Deuxièmement, investir massivement dans la résilience hydrique avant que la prochaine sécheresse ne frappe. Les données de Copernicus montrent que le régime climatique nord-africain produit désormais des alternances brutales entre sécheresses prolongées et précipitations torrentielles. La Tunisie, qui bénéficie actuellement de conditions favorables, dispose d’une fenêtre étroite pour moderniser ses infrastructures de rétention d’eau, accélérer les projets de dessalement et réformer la gestion de la demande agricole. Le Maroc, contraint par sept ans de sécheresse, a dû investir en urgence — la Tunisie peut encore anticiper.

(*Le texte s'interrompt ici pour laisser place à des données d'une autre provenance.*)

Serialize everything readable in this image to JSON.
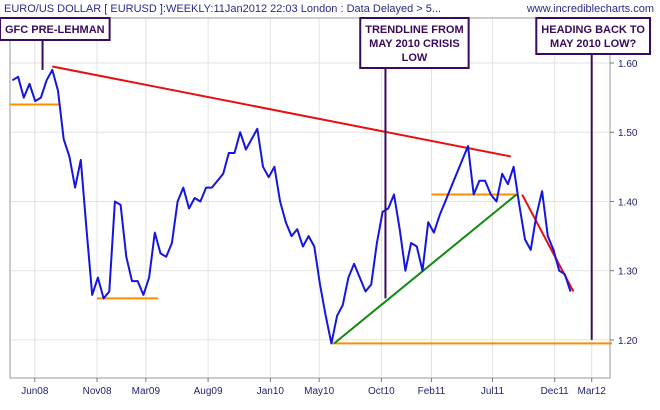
{
  "header": {
    "title": "EURO/US DOLLAR [ EURUSD ]:WEEKLY:11Jan2012 22:03 London : Data Delayed > 5...",
    "site": "www.incrediblecharts.com"
  },
  "chart_data": {
    "type": "line",
    "title": "EURO/US DOLLAR [ EURUSD ]:WEEKLY:11Jan2012 22:03 London : Data Delayed > 5...",
    "xlabel": "",
    "ylabel": "",
    "x_ticks": [
      "Jun08",
      "Nov08",
      "Mar09",
      "Aug09",
      "Jan10",
      "May10",
      "Oct10",
      "Feb11",
      "Jul11",
      "Dec11",
      "Mar12"
    ],
    "y_ticks": [
      "1.20",
      "1.30",
      "1.40",
      "1.50",
      "1.60"
    ],
    "ylim": [
      1.145,
      1.665
    ],
    "x_range": [
      "2008-04-01",
      "2012-04-15"
    ],
    "grid": true,
    "series": [
      {
        "color": "#1515e0",
        "points": [
          [
            "2008-04-07",
            1.575
          ],
          [
            "2008-04-21",
            1.58
          ],
          [
            "2008-05-05",
            1.55
          ],
          [
            "2008-05-19",
            1.57
          ],
          [
            "2008-06-02",
            1.545
          ],
          [
            "2008-06-16",
            1.55
          ],
          [
            "2008-06-30",
            1.575
          ],
          [
            "2008-07-14",
            1.59
          ],
          [
            "2008-07-28",
            1.56
          ],
          [
            "2008-08-11",
            1.49
          ],
          [
            "2008-08-25",
            1.465
          ],
          [
            "2008-09-08",
            1.42
          ],
          [
            "2008-09-22",
            1.46
          ],
          [
            "2008-10-06",
            1.36
          ],
          [
            "2008-10-20",
            1.265
          ],
          [
            "2008-11-03",
            1.29
          ],
          [
            "2008-11-17",
            1.26
          ],
          [
            "2008-12-01",
            1.27
          ],
          [
            "2008-12-15",
            1.4
          ],
          [
            "2008-12-29",
            1.395
          ],
          [
            "2009-01-12",
            1.32
          ],
          [
            "2009-01-26",
            1.285
          ],
          [
            "2009-02-09",
            1.285
          ],
          [
            "2009-02-23",
            1.265
          ],
          [
            "2009-03-09",
            1.29
          ],
          [
            "2009-03-23",
            1.355
          ],
          [
            "2009-04-06",
            1.325
          ],
          [
            "2009-04-20",
            1.32
          ],
          [
            "2009-05-04",
            1.34
          ],
          [
            "2009-05-18",
            1.4
          ],
          [
            "2009-06-01",
            1.42
          ],
          [
            "2009-06-15",
            1.39
          ],
          [
            "2009-06-29",
            1.405
          ],
          [
            "2009-07-13",
            1.4
          ],
          [
            "2009-07-27",
            1.42
          ],
          [
            "2009-08-10",
            1.42
          ],
          [
            "2009-08-24",
            1.43
          ],
          [
            "2009-09-07",
            1.44
          ],
          [
            "2009-09-21",
            1.47
          ],
          [
            "2009-10-05",
            1.47
          ],
          [
            "2009-10-19",
            1.5
          ],
          [
            "2009-11-02",
            1.475
          ],
          [
            "2009-11-16",
            1.49
          ],
          [
            "2009-11-30",
            1.505
          ],
          [
            "2009-12-14",
            1.45
          ],
          [
            "2009-12-28",
            1.435
          ],
          [
            "2010-01-11",
            1.45
          ],
          [
            "2010-01-25",
            1.4
          ],
          [
            "2010-02-08",
            1.37
          ],
          [
            "2010-02-22",
            1.35
          ],
          [
            "2010-03-08",
            1.36
          ],
          [
            "2010-03-22",
            1.335
          ],
          [
            "2010-04-05",
            1.35
          ],
          [
            "2010-04-19",
            1.335
          ],
          [
            "2010-05-03",
            1.28
          ],
          [
            "2010-05-17",
            1.235
          ],
          [
            "2010-05-31",
            1.195
          ],
          [
            "2010-06-14",
            1.235
          ],
          [
            "2010-06-28",
            1.25
          ],
          [
            "2010-07-12",
            1.29
          ],
          [
            "2010-07-26",
            1.31
          ],
          [
            "2010-08-09",
            1.29
          ],
          [
            "2010-08-23",
            1.27
          ],
          [
            "2010-09-06",
            1.28
          ],
          [
            "2010-09-20",
            1.34
          ],
          [
            "2010-10-04",
            1.385
          ],
          [
            "2010-10-18",
            1.39
          ],
          [
            "2010-11-01",
            1.41
          ],
          [
            "2010-11-15",
            1.36
          ],
          [
            "2010-11-29",
            1.3
          ],
          [
            "2010-12-13",
            1.34
          ],
          [
            "2010-12-27",
            1.335
          ],
          [
            "2011-01-10",
            1.3
          ],
          [
            "2011-01-24",
            1.37
          ],
          [
            "2011-02-07",
            1.355
          ],
          [
            "2011-02-21",
            1.38
          ],
          [
            "2011-03-07",
            1.4
          ],
          [
            "2011-03-21",
            1.42
          ],
          [
            "2011-04-04",
            1.44
          ],
          [
            "2011-04-18",
            1.46
          ],
          [
            "2011-05-02",
            1.48
          ],
          [
            "2011-05-16",
            1.41
          ],
          [
            "2011-05-30",
            1.43
          ],
          [
            "2011-06-13",
            1.43
          ],
          [
            "2011-06-27",
            1.41
          ],
          [
            "2011-07-11",
            1.4
          ],
          [
            "2011-07-25",
            1.44
          ],
          [
            "2011-08-08",
            1.425
          ],
          [
            "2011-08-22",
            1.45
          ],
          [
            "2011-09-05",
            1.395
          ],
          [
            "2011-09-19",
            1.345
          ],
          [
            "2011-10-03",
            1.33
          ],
          [
            "2011-10-17",
            1.38
          ],
          [
            "2011-10-31",
            1.415
          ],
          [
            "2011-11-14",
            1.35
          ],
          [
            "2011-11-28",
            1.33
          ],
          [
            "2011-12-12",
            1.3
          ],
          [
            "2011-12-26",
            1.295
          ],
          [
            "2012-01-09",
            1.27
          ]
        ]
      }
    ],
    "trendlines": [
      {
        "color": "#e61010",
        "from": [
          "2008-07-14",
          1.595
        ],
        "to": [
          "2011-08-15",
          1.465
        ]
      },
      {
        "color": "#0f8a0f",
        "from": [
          "2010-06-07",
          1.195
        ],
        "to": [
          "2011-08-29",
          1.41
        ]
      },
      {
        "color": "#e61010",
        "from": [
          "2011-09-12",
          1.41
        ],
        "to": [
          "2012-01-16",
          1.27
        ]
      }
    ],
    "levels": [
      {
        "color": "#ff8c00",
        "value": 1.54,
        "from": "2008-04-01",
        "to": "2008-07-31"
      },
      {
        "color": "#ff8c00",
        "value": 1.26,
        "from": "2008-11-01",
        "to": "2009-03-31"
      },
      {
        "color": "#ff8c00",
        "value": 1.195,
        "from": "2010-06-01",
        "to": "2012-04-20"
      },
      {
        "color": "#ff8c00",
        "value": 1.41,
        "from": "2011-02-01",
        "to": "2011-08-31"
      }
    ],
    "annotations": [
      {
        "text": "GFC PRE-LEHMAN",
        "pointer_date": "2008-06-20",
        "pointer_value": 1.59,
        "box_date": "2008-03-01"
      },
      {
        "text": "TRENDLINE FROM MAY 2010 CRISIS LOW",
        "pointer_date": "2010-10-11",
        "pointer_value": 1.26,
        "box_date": "2010-08-10"
      },
      {
        "text": "HEADING BACK TO MAY 2010 LOW?",
        "pointer_date": "2012-03-01",
        "pointer_value": 1.2,
        "box_date": "2011-11-10"
      }
    ]
  }
}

Troisièmement, construire un cadre de coopération sécuritaire régionale qui dépasse le bilatéralisme. L’accord militaire algéro-tunisien d’octobre 2025 est un premier pas, mais il reste insuffisant face à l’ampleur de la menace sahélienne. Le lancement de la force unifiée de l’Alliance des États du Sahel (6 000 hommes, décembre 2025) et le gel des relations AES-Algérie créent un vide sécuritaire dont les groupes armés profiteront. La Tunisie, qui ne peut pas se permettre d’ignorer ce qui se passe au sud de l’Algérie, devrait plaider pour un mécanisme multilatéral de surveillance des corridors de transit — incluant si possible la Libye, malgré les difficultés — plutôt que de s’en remettre à des arrangements ad hoc.

Ces trois recommandations partagent un principe commun : la Tunisie ne peut pas traiter séparément le climat, la sécurité et la migration. L’approche en silos — qui domine actuellement la prise de décision — est une impasse. Le pays a besoin, selon la formule de l’Atlantic Council, « à la fois de pain et de liberté» : une politique économique et sociale qui s’attaque aux causes profondes des vulnérabilités, et un espace politique suffisamment ouvert pour permettre le débat sur les arbitrages douloureux qu’impose la triple crise. L’alternative — une gestion autoritaire et réactive — ne fera que repousser les crises tout en les aggravant.

Note : Les données quantitatives citées dans cet article proviennent des sources suivantes : Organisation météorologique mondiale (OMM), Global Drought Observatory (Copernicus/ECMWF), Armed Conflict Location & Event Data Project (ACLED), Mixed Migration Centre (OIM/HCR), Banque mondiale (WDI), Commission économique pour l’Afrique (CEA), Human Rights Watch (HRW) et Stimson Center.